Another ‘hot’ issue in sports medicine is the risk of allowing a concussed player to continue playing, with current consensus guidelines erring on the side of caution and recommending that concussed players do not return to play.6 Team physicians are more likely to comply with such recommendations if the decision to rule out a player for the remainder of the game does not affect a team's chance of winning, taking into account the number of remaining substitute/interchange players. Again, there is a new imperative for rule-makers to consider the optimum management of concussion when determining rules on substitutes/interchanges.
Basically, there are both benefits and risks of all substitute and interchange rules with respect to injuries and their causation.

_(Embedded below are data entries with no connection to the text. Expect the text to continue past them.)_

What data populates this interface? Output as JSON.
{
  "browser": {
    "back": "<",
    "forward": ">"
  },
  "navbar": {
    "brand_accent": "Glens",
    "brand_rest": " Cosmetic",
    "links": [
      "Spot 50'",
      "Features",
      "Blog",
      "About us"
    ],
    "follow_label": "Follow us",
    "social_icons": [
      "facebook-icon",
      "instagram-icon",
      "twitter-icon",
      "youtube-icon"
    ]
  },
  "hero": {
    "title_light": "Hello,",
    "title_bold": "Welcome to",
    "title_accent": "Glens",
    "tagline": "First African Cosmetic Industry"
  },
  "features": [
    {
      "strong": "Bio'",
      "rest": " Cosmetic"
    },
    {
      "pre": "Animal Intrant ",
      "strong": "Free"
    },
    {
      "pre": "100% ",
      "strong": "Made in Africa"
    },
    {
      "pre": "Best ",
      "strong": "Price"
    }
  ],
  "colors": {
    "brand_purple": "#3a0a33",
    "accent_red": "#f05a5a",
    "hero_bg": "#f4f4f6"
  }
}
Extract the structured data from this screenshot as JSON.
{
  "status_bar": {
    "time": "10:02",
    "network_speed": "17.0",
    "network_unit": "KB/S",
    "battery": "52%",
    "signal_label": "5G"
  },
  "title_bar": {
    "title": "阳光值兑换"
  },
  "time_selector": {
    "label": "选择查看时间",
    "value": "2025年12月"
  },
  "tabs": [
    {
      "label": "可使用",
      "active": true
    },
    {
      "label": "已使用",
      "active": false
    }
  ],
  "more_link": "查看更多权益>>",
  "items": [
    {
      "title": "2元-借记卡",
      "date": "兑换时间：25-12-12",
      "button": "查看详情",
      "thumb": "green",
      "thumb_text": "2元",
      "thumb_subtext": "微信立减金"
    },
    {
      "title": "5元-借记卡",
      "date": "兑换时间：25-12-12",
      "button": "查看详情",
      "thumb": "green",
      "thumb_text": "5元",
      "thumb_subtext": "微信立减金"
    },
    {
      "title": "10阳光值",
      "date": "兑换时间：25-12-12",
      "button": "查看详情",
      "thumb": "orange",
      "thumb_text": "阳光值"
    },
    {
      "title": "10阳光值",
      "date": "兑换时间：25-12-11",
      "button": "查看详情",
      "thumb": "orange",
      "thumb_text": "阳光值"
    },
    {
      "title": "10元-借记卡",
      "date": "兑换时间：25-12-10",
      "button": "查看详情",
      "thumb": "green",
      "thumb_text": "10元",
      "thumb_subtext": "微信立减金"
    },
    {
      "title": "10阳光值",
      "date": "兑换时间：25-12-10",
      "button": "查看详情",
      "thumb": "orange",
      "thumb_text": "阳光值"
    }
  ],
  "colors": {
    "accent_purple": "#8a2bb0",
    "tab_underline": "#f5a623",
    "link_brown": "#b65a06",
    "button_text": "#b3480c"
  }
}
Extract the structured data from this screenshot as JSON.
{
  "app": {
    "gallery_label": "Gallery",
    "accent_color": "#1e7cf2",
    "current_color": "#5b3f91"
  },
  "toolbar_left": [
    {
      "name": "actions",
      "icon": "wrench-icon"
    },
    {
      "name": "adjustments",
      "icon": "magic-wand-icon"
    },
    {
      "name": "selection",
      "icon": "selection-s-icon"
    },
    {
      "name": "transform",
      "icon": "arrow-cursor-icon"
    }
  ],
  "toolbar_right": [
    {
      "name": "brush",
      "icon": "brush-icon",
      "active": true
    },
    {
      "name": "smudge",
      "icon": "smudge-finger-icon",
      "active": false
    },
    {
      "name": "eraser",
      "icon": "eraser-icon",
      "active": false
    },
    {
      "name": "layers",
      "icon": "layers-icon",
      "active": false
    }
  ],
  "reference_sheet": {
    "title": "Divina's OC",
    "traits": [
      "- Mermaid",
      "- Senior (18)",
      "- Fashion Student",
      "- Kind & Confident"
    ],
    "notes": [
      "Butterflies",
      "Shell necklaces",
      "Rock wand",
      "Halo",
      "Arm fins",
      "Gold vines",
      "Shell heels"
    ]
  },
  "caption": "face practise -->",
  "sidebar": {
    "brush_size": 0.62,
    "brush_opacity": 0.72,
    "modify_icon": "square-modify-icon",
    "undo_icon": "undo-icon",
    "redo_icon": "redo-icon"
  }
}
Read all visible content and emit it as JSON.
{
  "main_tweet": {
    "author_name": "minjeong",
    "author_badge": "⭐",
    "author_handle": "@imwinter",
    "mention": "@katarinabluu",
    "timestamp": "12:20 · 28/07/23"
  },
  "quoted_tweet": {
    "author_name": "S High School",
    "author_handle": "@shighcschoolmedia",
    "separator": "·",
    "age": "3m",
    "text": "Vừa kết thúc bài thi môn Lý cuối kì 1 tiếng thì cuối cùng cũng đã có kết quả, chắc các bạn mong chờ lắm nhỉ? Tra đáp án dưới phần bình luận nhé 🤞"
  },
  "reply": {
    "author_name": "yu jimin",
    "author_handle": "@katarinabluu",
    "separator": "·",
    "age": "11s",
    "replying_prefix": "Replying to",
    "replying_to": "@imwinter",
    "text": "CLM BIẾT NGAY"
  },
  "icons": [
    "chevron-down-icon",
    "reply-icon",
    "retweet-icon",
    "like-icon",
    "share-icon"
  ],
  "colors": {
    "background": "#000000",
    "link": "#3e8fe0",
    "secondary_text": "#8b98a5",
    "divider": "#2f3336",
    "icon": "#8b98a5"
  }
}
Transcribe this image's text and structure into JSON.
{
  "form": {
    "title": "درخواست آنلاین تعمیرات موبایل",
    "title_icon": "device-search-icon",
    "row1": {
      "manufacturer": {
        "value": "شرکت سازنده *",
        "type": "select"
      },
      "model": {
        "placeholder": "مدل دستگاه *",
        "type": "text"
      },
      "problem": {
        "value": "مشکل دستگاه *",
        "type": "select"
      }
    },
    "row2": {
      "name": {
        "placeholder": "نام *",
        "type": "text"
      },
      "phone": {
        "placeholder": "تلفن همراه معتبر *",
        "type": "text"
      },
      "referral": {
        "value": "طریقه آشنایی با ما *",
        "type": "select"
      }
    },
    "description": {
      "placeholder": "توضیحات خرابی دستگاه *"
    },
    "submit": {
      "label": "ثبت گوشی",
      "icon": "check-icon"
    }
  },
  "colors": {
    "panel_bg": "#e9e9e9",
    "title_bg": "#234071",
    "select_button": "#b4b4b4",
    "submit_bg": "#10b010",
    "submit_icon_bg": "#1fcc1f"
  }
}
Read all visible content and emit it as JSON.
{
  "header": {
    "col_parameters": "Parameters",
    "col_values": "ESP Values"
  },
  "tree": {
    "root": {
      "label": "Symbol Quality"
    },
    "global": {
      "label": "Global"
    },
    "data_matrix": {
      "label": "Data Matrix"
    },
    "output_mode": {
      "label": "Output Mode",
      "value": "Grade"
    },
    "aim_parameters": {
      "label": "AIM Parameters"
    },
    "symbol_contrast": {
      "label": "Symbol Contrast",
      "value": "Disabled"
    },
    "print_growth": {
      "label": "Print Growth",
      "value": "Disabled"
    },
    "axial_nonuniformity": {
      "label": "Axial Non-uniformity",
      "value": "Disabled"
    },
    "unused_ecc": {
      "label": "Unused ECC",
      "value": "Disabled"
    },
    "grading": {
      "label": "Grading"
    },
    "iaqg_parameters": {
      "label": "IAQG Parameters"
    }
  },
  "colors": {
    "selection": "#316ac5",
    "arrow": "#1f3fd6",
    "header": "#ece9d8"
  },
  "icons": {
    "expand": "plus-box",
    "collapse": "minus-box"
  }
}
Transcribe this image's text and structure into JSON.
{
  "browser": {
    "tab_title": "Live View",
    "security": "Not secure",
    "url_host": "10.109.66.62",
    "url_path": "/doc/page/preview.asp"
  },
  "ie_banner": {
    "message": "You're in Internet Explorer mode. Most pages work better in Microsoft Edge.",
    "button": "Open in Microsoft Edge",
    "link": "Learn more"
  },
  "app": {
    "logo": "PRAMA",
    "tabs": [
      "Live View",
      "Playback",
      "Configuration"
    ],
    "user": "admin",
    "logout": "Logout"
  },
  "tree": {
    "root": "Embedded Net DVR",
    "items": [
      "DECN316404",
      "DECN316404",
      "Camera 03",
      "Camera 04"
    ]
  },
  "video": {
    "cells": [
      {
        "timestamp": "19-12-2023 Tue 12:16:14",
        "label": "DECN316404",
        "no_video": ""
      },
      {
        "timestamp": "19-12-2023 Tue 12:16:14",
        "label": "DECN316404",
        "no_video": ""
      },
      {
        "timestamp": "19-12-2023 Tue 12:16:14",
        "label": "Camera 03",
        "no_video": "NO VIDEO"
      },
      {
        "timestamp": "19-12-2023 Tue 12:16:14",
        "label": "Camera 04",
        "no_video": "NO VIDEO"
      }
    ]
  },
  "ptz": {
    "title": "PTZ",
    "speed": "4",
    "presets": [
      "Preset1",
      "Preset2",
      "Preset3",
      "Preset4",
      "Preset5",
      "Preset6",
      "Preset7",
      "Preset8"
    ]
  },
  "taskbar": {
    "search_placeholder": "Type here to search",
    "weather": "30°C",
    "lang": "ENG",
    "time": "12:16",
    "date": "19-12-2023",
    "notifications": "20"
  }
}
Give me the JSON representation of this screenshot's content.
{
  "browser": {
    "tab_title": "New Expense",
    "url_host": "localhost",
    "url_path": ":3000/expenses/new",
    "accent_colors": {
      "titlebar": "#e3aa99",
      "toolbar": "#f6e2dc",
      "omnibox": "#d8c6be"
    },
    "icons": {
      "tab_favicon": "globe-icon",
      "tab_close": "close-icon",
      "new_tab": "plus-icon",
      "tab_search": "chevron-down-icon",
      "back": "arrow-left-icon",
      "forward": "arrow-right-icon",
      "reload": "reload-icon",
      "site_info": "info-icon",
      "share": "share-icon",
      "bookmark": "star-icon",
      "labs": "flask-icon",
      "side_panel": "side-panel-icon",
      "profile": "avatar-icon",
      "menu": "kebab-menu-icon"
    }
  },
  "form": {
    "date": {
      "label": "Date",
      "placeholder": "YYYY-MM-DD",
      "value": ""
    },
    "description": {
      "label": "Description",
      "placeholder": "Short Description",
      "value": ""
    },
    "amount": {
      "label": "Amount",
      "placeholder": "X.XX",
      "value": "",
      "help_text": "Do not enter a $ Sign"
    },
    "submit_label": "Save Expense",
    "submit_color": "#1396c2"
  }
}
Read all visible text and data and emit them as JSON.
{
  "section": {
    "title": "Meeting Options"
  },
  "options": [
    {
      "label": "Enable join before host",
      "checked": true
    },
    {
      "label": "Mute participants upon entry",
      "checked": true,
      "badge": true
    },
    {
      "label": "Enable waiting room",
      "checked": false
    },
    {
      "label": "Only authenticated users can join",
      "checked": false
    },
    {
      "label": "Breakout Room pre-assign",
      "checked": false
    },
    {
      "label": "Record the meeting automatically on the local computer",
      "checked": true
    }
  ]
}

Allowing substitutes means that injured and/or fatigued players are not under team pressure to push through the pain of an injury and stay on the field. Allowing players to interchange freely means that an injured player can be temporarily examined in the isolation of the dressing room to determine fitness to return to the field. However, unlimited interchange (meaning that fatigued players can rest as often as required) will almost certainly increase the speed of the game, potentially increasing the risk of injury. Trying to determine the relative effects of fatigue and speed of the game on injury risk is a new area of sports injury research.7
All team sports now have a strong interest in getting the balance right on interchange and substitution rules. Sports medicine research (particularly injury epidemiology) has an important role to play in helping the administrators choose the most appropriate rules for each sport.
Competing interests The author provides injury surveillance services to both Cricket Australia and the Australian Football League. The views expressed in this article are personal and do not necessarily reflect the positions of these organisations.
Provenance and peer review Not commissioned; externally peer reviewed.